A handling condition where the rear of the car steps out, often leading to a slide or spin. Common in RWD cars and the basis for drift.
Oversteer is a handling condition where the rear of the car turns more than the steering input demands, causing the rear to step out and the car to rotate more than expected. The driver inputs steering, but the rear of the car loses grip and slides outward, rotating the car around its center of gravity. Excessive oversteer can result in spins; controlled oversteer is the basis for drift driving.
Oversteer typically occurs when the rear tires are at their grip limit before the front tires. Causes include too much throttle (in RWD cars), lift-off oversteer (when the driver lifts off throttle mid-corner, causing weight transfer forward and rear unloading), excessive entry speed, suspension setup that biases toward rear-axle limits, or low rear tire grip relative to the front. Most modern road cars are tuned away from oversteer at the limit; oversteer is generally seen as less safe for typical drivers than understeer.

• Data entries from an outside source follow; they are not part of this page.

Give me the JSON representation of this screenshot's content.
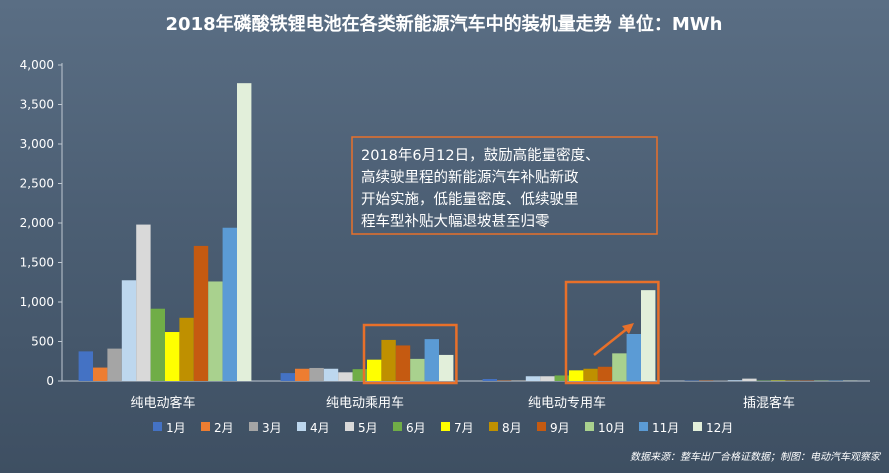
{
  "chart_data": {
    "type": "bar",
    "title": "2018年磷酸铁锂电池在各类新能源汽车中的装机量走势 单位：MWh",
    "categories": [
      "纯电动客车",
      "纯电动乘用车",
      "纯电动专用车",
      "插混客车"
    ],
    "series": [
      {
        "name": "1月",
        "color": "#4472c4",
        "values": [
          375,
          100,
          25,
          5
        ]
      },
      {
        "name": "2月",
        "color": "#ed7d31",
        "values": [
          170,
          155,
          5,
          5
        ]
      },
      {
        "name": "3月",
        "color": "#a5a5a5",
        "values": [
          410,
          165,
          10,
          5
        ]
      },
      {
        "name": "4月",
        "color": "#bdd7ee",
        "values": [
          1275,
          155,
          60,
          10
        ]
      },
      {
        "name": "5月",
        "color": "#d9d9d9",
        "values": [
          1980,
          110,
          60,
          30
        ]
      },
      {
        "name": "6月",
        "color": "#70ad47",
        "values": [
          915,
          150,
          70,
          5
        ]
      },
      {
        "name": "7月",
        "color": "#ffff00",
        "values": [
          620,
          270,
          135,
          5
        ]
      },
      {
        "name": "8月",
        "color": "#bf9000",
        "values": [
          800,
          520,
          155,
          5
        ]
      },
      {
        "name": "9月",
        "color": "#c55a11",
        "values": [
          1710,
          450,
          180,
          5
        ]
      },
      {
        "name": "10月",
        "color": "#a9d18e",
        "values": [
          1260,
          280,
          350,
          5
        ]
      },
      {
        "name": "11月",
        "color": "#5b9bd5",
        "values": [
          1940,
          530,
          595,
          5
        ]
      },
      {
        "name": "12月",
        "color": "#e2efda",
        "values": [
          3770,
          330,
          1150,
          5
        ]
      }
    ],
    "ylim": [
      0,
      4000
    ],
    "yticks": [
      0,
      500,
      1000,
      1500,
      2000,
      2500,
      3000,
      3500,
      4000
    ],
    "ytick_labels": [
      "0",
      "500",
      "1,000",
      "1,500",
      "2,000",
      "2,500",
      "3,000",
      "3,500",
      "4,000"
    ],
    "grid": false,
    "legend_position": "bottom",
    "annotation": {
      "lines": [
        "2018年6月12日，鼓励高能量密度、",
        "高续驶里程的新能源汽车补贴新政",
        "开始实施，低能量密度、低续驶里",
        "程车型补贴大幅退坡甚至归零"
      ]
    },
    "highlight_color": "#e8702a",
    "source": "数据来源：整车出厂合格证数据；制图：电动汽车观察家"
  }
}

Correcting oversteer requires counter-steer (turning the wheel opposite to the slide direction) and modulated throttle. The exact technique depends on the slide angle and remaining grip. Drift drivers maintain controlled oversteer through coordinated steering and throttle inputs. For most road drivers, sudden oversteer at the limit can result in spins; modern stability control systems detect and correct unwanted oversteer.